Fin mars 2013, Julia Camara – militante membre d’Izquierda Anticapitalista (Gauche anticapitaliste) et de Juventud sin futuro (jeunesse sans avenir), étudiante de l’Université complutense de Madrid – était présente en Suisse pour échanger sur les expériences du mouvement des indigné·e·s, sur la situation sociale et politique dans l’Etat espagnol ainsi que sur les luttes en cours. Nous nous sommes entretenus avec elle.

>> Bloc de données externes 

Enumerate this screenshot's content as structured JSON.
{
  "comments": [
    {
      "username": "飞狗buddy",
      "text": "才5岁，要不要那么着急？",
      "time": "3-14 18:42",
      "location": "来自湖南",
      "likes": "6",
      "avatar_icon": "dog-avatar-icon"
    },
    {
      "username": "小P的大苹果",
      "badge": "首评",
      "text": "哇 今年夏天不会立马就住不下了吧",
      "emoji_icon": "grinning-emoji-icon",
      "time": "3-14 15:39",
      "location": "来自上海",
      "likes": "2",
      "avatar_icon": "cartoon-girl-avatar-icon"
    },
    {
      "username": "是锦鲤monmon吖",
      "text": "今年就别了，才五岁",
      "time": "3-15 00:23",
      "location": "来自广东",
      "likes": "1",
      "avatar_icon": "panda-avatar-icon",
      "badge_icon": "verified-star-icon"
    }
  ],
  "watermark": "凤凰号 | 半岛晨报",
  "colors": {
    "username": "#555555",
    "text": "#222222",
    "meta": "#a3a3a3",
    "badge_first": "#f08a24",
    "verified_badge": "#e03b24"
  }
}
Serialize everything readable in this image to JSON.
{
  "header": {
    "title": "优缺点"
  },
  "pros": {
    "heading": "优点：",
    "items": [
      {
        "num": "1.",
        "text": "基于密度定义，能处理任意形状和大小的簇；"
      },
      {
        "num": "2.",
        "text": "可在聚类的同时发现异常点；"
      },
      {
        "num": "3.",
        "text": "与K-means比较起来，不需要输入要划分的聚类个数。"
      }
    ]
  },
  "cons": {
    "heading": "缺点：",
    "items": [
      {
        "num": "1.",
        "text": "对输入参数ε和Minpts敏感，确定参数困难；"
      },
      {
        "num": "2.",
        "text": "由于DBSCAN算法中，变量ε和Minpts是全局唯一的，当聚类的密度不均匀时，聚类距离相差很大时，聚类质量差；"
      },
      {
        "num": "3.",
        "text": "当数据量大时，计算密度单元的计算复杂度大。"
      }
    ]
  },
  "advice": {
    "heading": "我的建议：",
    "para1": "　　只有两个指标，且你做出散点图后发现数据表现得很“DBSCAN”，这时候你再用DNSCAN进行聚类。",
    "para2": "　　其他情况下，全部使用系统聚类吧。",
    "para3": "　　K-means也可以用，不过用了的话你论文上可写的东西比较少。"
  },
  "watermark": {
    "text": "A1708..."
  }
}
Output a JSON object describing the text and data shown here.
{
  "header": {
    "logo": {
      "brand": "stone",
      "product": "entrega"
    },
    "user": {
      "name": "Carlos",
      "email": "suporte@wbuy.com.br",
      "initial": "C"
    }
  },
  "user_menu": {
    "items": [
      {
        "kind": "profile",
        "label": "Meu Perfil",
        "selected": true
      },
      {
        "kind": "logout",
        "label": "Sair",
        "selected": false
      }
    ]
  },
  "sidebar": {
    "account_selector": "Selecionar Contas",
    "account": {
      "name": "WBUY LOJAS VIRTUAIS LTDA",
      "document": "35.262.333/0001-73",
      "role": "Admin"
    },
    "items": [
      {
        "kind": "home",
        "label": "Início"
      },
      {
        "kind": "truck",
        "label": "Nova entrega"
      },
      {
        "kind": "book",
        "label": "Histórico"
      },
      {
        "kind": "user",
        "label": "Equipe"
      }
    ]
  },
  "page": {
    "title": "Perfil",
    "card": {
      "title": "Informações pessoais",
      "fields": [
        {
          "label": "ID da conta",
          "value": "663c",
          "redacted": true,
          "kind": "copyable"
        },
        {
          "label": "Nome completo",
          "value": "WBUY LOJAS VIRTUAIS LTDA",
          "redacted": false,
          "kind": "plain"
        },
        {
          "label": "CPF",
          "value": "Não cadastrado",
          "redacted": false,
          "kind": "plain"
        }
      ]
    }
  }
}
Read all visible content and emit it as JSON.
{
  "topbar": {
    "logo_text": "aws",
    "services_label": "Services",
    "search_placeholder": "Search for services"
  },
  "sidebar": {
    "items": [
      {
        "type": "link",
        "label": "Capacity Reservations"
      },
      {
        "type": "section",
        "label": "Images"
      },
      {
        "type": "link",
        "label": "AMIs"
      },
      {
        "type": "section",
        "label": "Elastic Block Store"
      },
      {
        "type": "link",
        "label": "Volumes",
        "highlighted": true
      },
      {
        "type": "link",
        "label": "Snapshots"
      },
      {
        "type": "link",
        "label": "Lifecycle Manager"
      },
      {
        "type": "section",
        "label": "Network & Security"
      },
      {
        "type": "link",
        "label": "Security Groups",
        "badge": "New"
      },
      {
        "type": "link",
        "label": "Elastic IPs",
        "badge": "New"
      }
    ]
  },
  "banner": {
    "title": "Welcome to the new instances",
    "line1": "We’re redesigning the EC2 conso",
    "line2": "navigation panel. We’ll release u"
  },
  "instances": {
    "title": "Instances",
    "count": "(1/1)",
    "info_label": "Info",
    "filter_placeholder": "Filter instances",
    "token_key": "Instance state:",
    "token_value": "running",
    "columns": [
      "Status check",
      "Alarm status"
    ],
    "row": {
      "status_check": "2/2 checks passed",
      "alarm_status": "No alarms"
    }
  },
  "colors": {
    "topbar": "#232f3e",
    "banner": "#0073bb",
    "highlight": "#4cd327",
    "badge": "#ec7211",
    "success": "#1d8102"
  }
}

Note: Les termes utilisés au féminin s’entendent aussi au masculin
Julia: Pour être sincère, quand la crise a éclaté tout le monde pensait qu’il s’agissait de quelque chose de temporaire et qu’après une année difficile les choses reviendraient à la normale. Ce qui est certain c’est que ce qui se passait dans l’Etat espagnol était loin d’être «normal». Avec une bulle immobilière au bord de l’explosion et une croissance économique basée sur des crédits bancaires fictifs, il était impossible de revenir à la situation antérieure. Durant pas mal de temps, la population est restée dans l’attente de la fin de la crise sans trop se préoccuper et l’opinion publique a même été d’accord avec les premières mesures d’austérité imposées par le gouvernement de José Luis Zapatero [président entre 2004 et 2011]. A partir de 2008, le gouvernement a commencé à utiliser la crise comme excuse («il n’y a pas d’alternative», disaient-il) pour appliquer des politiques néolibérales ainsi que de destruction des libertés civiles et de privatisation des services publics.

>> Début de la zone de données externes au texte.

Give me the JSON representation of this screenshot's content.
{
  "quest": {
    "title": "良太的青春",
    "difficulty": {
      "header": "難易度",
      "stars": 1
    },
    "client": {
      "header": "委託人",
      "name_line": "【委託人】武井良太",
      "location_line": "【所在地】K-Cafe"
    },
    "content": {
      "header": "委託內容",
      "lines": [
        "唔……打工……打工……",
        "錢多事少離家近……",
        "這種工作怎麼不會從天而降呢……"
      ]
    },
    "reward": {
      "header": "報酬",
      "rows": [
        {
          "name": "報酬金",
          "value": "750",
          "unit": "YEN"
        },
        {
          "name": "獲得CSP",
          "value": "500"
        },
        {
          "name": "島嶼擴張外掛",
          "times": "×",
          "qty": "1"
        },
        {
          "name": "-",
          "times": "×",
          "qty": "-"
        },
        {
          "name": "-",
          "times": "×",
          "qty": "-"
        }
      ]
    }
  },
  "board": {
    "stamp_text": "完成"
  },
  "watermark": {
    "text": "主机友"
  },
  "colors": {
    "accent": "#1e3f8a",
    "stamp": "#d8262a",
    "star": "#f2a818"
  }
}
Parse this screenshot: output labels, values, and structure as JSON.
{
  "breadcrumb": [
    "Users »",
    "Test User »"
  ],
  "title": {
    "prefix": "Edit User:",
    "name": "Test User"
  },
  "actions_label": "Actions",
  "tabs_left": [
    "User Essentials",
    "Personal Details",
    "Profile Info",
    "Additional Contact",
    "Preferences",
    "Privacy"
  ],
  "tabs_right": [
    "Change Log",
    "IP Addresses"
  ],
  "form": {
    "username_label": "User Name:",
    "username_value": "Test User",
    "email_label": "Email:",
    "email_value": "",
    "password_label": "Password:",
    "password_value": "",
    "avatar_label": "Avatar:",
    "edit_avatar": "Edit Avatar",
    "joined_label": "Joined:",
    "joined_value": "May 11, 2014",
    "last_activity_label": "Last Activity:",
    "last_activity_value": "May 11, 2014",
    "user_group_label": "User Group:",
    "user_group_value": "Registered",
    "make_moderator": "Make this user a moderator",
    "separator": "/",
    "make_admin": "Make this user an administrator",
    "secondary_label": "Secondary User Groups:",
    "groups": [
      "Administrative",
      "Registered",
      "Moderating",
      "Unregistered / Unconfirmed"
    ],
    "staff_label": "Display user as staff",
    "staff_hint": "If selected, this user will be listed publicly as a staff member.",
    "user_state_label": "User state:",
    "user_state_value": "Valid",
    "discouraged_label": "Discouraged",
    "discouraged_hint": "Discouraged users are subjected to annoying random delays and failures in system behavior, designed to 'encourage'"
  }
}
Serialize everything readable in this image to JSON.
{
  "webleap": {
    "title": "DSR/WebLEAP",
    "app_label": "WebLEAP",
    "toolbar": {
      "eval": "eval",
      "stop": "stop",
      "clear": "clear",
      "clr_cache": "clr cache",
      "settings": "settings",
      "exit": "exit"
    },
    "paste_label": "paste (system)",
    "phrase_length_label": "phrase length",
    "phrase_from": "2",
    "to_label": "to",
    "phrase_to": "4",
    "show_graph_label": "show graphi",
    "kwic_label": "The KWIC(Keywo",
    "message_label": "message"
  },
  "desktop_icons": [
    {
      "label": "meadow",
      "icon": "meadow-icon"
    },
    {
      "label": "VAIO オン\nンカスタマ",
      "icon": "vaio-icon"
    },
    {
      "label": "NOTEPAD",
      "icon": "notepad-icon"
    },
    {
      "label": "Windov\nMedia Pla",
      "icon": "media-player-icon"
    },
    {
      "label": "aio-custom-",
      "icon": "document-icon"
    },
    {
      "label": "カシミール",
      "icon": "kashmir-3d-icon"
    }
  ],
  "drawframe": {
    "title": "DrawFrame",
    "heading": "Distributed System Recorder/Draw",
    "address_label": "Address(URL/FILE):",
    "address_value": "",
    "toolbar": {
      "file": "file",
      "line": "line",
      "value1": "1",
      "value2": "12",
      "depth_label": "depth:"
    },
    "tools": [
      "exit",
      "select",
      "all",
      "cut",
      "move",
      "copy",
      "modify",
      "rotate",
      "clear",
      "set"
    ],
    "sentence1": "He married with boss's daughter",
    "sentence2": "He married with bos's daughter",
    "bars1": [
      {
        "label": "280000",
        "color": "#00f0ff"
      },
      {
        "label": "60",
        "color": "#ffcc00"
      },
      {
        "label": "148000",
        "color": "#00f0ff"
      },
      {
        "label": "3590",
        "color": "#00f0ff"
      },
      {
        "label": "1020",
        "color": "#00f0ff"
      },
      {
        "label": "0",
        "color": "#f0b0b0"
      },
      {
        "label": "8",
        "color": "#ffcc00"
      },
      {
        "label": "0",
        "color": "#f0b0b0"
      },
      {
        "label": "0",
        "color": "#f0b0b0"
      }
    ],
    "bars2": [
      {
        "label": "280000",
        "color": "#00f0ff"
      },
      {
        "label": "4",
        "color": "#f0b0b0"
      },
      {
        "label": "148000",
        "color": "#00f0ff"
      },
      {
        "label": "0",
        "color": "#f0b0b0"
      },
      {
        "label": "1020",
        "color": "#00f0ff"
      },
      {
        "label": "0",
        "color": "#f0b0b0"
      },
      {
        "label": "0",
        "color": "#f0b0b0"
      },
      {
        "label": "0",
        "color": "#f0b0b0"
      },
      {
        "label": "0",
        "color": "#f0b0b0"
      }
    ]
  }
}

Jusqu’en 2010, l’Etat espagnol se trouvait dans une situation de paix sociale généralisée, sans qu’aucun mouvement de protestation à l’encontre des mesures d’austérité ou une grande manifestation de mécontentement ne se fassent entendre. De quelle manière avez-vous réussi à inverser la situation et arriver, par exemple, à la naissance d’un mouvement tel que celui des Indignées?
La situation vécue dans tout l’Etat espagnol entre 2007 et 2011 était étrange. En effet, il semblait que tout le monde était en colère. De plus en plus de personnes se rendaient compte que ce qui se passait n’était pas accidentel mais bien intentionnel. Les principales actrices sociales continuaient d’espérer qu’un miracle se produise et résolve la situation. En septembre 2010, une grève générale a été organisée contre la «réforme» du code du travail, mais les syndicats majoritaires CC.OO (Comisiones obreras, Commissions ouvrières) et UGT (Unión General de Trabajadores, Union générale de travailleurs) se sont montrés dans l’incapacité de maintenir une mobilisation soutenue. Les leaders traditionnelles des protestations étaient devenues inutiles pour combattre cette nouvelle situation et pour rassembler la population.
Dans ce contexte, il est possible de dire que la première brèche dans la paix sociale s’est ouverte à l’occasion de la manifestation du 7 avril 2011 organisée par le Juventud Sin Futuro (Jeunesse sans avenir, JSF) avec le slogan «sans maison, sans travail, sans pension, sans peur». Cette manifestation a rassemblé plus de 7000 jeunes dans les rues et avait pour but de dénoncer la situation dans laquelle se trouvait la jeunesse espagnole. Cette première brèche a permis un mois plus tard les campements du 15M [15 mai 2011].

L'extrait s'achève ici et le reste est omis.